Germany plans to its cut emissions by 40 per cent by 2020. But three years of increasing emissions have raised questions about whether Germany can stick to its target.
The country’s environment minister is adamant that Germany will not relax decarbonisation targets. Last week the energy and economics minister dismissed reports the target would be weakened.
The government is set to agree a new Climate Action Programme next month, designed to get the country’s emissions back on track. But a leaked draft shows a number of key issues are yet to be resolved.
The Energiewende’s emissions gap
In 2010, Germany embarked on an ambitious programme to decarbonise its energy sector, known as the Energiewende or ‘energy transition’. The Energiewende set a series of 2050 targets to guide Germany’s climate and energy policy for the next 40 years.
To assess the Energiewende’s progress, the government also set shorter-term targets. A goal to cut emissions by 40 per cent by 2020 compared to 1990 levels is just one of these.
But Germany’s greenhouse gas emissions have been rising for the last three years, bringing this interim goal into question.
Government analysis suggests the Energiewende’s current policies mean Germany will cut emissions around 33 per cent by 2020 compared to 1990 – seven per cent short of the 2020 goal.
Analysts say the government has to implement new policies to cut an extra 87 million tonnes of carbon dioxide in the next six years if it is going to close the gap.
Closing the gap
Germany’s environment and energy ministers both say that Germany’s new Climate Action Programme must ensure that the 2020 target is met, despite German newspaper Der Spiegel reporting the target would be weakened earlier this week.
But there remain important questions about how the government intends to do this. Most emissions savings are expected to come through decarbonising Germany’s energy sector. Controversially, the draft Climate Action Programme doesn’t quantify how much less carbon dioxide it expects to the energy sector to emit in 2020, compared to its current plans.

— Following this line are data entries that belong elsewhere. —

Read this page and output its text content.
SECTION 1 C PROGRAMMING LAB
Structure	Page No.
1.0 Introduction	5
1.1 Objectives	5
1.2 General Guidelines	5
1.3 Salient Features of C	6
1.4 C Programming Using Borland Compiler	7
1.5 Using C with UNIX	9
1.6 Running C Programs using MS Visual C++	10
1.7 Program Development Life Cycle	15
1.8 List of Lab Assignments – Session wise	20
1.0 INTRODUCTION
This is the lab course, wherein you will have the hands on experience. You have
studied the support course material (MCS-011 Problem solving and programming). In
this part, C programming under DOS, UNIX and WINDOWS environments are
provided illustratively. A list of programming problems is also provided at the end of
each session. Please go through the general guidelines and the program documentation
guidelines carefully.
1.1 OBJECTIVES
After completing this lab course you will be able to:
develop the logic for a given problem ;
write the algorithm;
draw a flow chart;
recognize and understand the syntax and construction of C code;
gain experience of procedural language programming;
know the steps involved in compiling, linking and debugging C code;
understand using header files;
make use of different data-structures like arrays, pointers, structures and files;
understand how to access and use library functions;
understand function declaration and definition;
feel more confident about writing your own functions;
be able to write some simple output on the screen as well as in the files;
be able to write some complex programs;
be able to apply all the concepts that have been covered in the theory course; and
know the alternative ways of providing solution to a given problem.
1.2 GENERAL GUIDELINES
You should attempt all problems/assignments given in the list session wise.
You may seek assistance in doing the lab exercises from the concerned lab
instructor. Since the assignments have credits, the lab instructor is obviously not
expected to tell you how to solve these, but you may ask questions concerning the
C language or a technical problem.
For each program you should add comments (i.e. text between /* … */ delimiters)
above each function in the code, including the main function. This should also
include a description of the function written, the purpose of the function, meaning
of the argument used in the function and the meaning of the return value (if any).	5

The government expects the Energiewende’s current policies will mean the energy sector emits 70 million tonnes less in 2020 than it did in 2013. But if the government is to hit its overall 2020 goal for the whole economy, it’s going to need more emissions reductions from the energy sector.
This is tricky, because the main cause of Germany’s recent emissions rise is an increase in the use of coal to generate electricity. Coal was responsible for about 45 per cent of Germany’s power in 2013, compared to about 42 per cent in 2010. That means phasing out coal use is likely to be a prerequisite to hitting the emissions reduction goal.
Germany’s energy minister has ruled out using government regulation to force a rapid coal phase-out. Instead, the government hopes to use the EU’s emissions trading scheme to make coal a less economic option.
But there is a lot of uncertainty about whether proposed reforms to the EUETS will curtail coal use. The UK recently called on the European Commission to tweak the proposed reforms, and bring the date it plans to implement them by forward by three years.
Cutting emissions sufficiently quickly to meet the target is also likely to involve accelerated renewables investment and a suite of new energy efficiency, transport and agriculture policies.
The leader of Germany’s green party and MP, Oliver Krischer, says the draft action plan’s policies will not be enough to hit the 2020 climate goal. Germany’s environment minister acknowledges that there needs to be “intensive talks” between ministries to ensure the programme is credible before it is adopted.
There couldn’t be a much worse time for the world’s flagship decarbonisation programme to stumble. Government representatives are set to meet in Lima in two weeks’ time to lay the groundwork for a new global climate deal, due to be agreed by the end of 2015. The world will be watching Germany closely to see what happens next.